Para a Danone, a discussão vai além da rotulagem. A companhia argumenta que o desenvolvimento de iogurtes com elevado teor de proteína exige investimentos relevantes em pesquisa, formulação e fabricação, o que influencia diretamente o posicionamento premium desses produtos. A empresa solicita medidas judiciais, indenização, publicidade corretiva e a restituição dos lucros obtidos com as vendas contestadas.

Os próprios dados apresentados pela Danone mostram por que esse segmento ganhou importância estratégica.

Segundo pesquisas da companhia, a parcela de consumidores norte-americanos que afirmam incluir proteína conscientemente na alimentação passou de 59% em 2022 para 70% em 2025, alcançando 75% no fim de fevereiro de 2026. O estudo também cita que produtos com alegações de alto teor de proteína podem obter um prêmio de preço de aproximadamente 12%.

Na Nova Zelândia, a prioridade está no fortalecimento da estrutura financeira.

A Synlait Milk concluiu um pacote de refinanciamento bancário de NZD 320 milhões, acompanhado da substituição de um empréstimo de acionista de NZD 130 milhões concedido pela Bright Dairy International Investment Limited.

A nova estrutura reúne nove instituições financeiras e estabelece um conjunto de metas para acompanhar a recuperação da empresa, incluindo indicadores de alavancagem, capital de giro, cobertura de juros, evolução trimestral do EBITDA e patrimônio líquido superior a NZD 450 milhões. Além disso, a companhia prevê reduzir gradualmente sua dependência de financiamentos de curto prazo ao longo de 2027.

Enquanto isso, a Fonterra aposta na reorganização comercial para acelerar sua estratégia.

Após vender seu negócio de consumo para a Lactalis, a cooperativa anunciou uma nova estrutura de liderança voltada exclusivamente ao modelo B2B. A organização deixará de operar com uma estrutura baseada em canais para adotar um modelo orientado por mercados, integrando ingredientes e foodservice sob uma única responsabilidade comercial em cada região.

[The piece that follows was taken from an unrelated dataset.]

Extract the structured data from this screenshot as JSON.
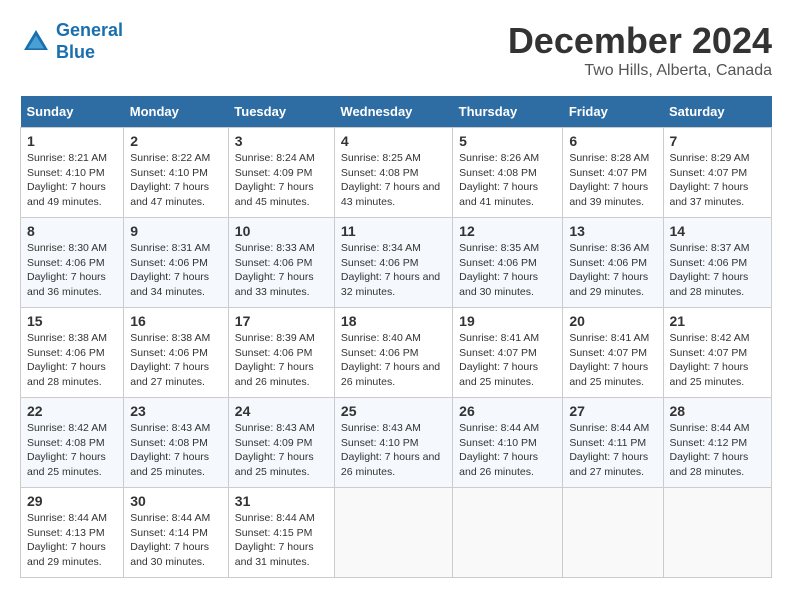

Como parte dessa mudança, Teh-han Chow assumirá a liderança da Grande China, Gaby Amade ficará responsável pelos mercados globais — incluindo Oceania, Américas, Sudeste Asiático, Japão, Oriente Médio e Europa — e Elisa Giusti ocupará o novo cargo de Chief Growth and Strategy Officer, responsável pelas estratégias de mercado, otimização do portfólio, inovação e expansão de novos negócios.

Segundo o CEO Richard Allen, a reorganização pretende aumentar a velocidade de execução, o foco e a responsabilidade comercial, mantendo a estratégia da cooperativa voltada para maximizar o valor do leite produzido por seus cooperados.

Analisados em conjunto, esses movimentos revelam que as maiores empresas do setor lácteo estão redefinindo suas prioridades. Algumas concentram esforços na modernização industrial, outras fortalecem sua estrutura financeira, protegem o posicionamento de seus produtos ou reorganizam a liderança para ganhar agilidade comercial. As iniciativas são diferentes, mas convergem para uma mesma direção: competir cada vez mais por eficiência, diferenciação e geração de valor, em um mercado global que exige respostas estratégicas cada vez mais rápidas.